20.6% of the population were under the age of 18, 7.5% from 18 to 24, 34.8% from 25 to 44, 21.9% from 45 to 64, and 15.2% who were 65 years of age or older. The median age was 38 years. For every 100 females, there were 94.0 males. For every 100 females age 18 and over, there were 89.5 males.

The median household income was $50,929 and the median family income was $64,684. Males had a median income of $45,242 and females $30,679. The per capita income was $25,676. About 1.4% of families and 3.5% of the population were below the poverty line, including 1.6% of those under age 18 and 4.8% of those age 65 or over.
==Government==
Clawson utilizes the council–manager form of government, and thus is governed by a city council consisting of a mayor and six council members. The city council appoints a city manager, who manages the day-to-day operations of the city.

===Federal, state, and county legislators===

United States House of Representatives
| District | Representative | Party | Since |
|---|---|---|---|
| 11th | Haley Stevens | Democratic | 2019 |

Michigan Senate
| District | Senator | Party | Since |
|---|---|---|---|
| 3rd | Stephanie Chang | Democratic | 2023 |
| 8th | Mallory McMorrow | Democratic | 2019 |

Michigan House of Representatives
| District | Representative | Party | Since |
|---|---|---|---|
| 56th | Sharon MacDonnell | Democratic | 2023 |

Oakland County Board of Commissioners
| District | Commissioner | Party | Since |
|---|---|---|---|
| 2 | Penny Luebs | Democratic | 2019 |

==Education==
The city of Clawson is entirely within the boundaries of Clawson Public Schools.
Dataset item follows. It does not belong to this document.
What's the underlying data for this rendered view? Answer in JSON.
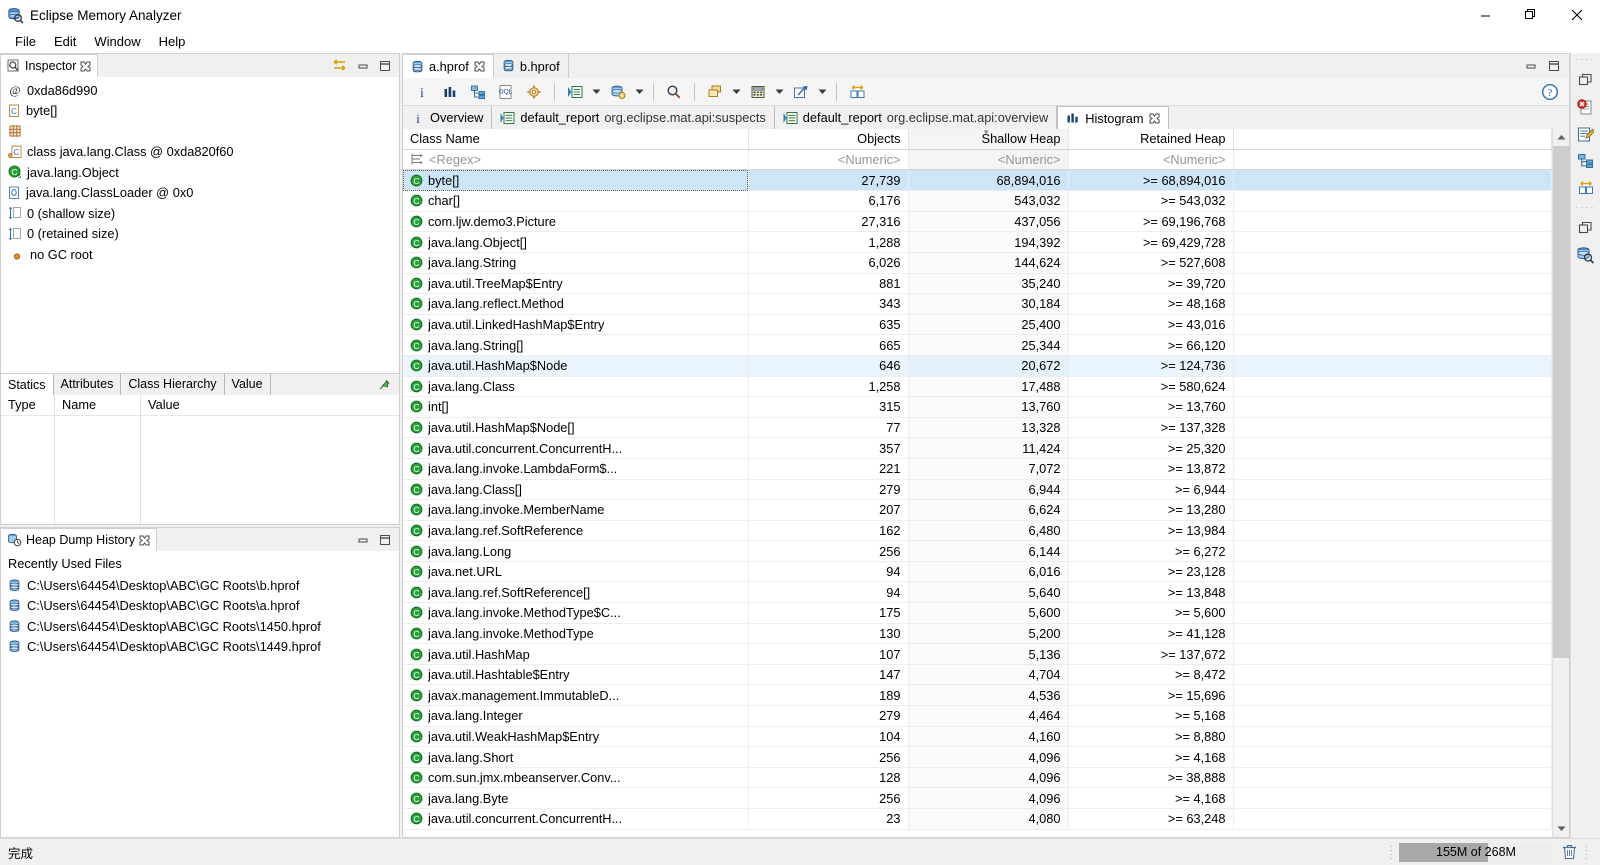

Japhet School, a private school, is located in a former YWCA building in Clawson. It moved there in August 2013 from its previous location in Madison Heights.

==Notable people==
- Mark Campbell, tight end for the New Orleans Saints
- Lou Cotton, Musician We Came As Romans
- Tim Gleason, defenseman for the Toronto Maple Leafs; 2010 Olympian, ice hockey
- Jon Jansen, offensive tackle for the Washington Redskins
- David Robert Mitchell (born 1974), American film director
- Dan Scanlon, director at Pixar Animation Studios
- Drew Schultz, Motown Musician, composer, and producer.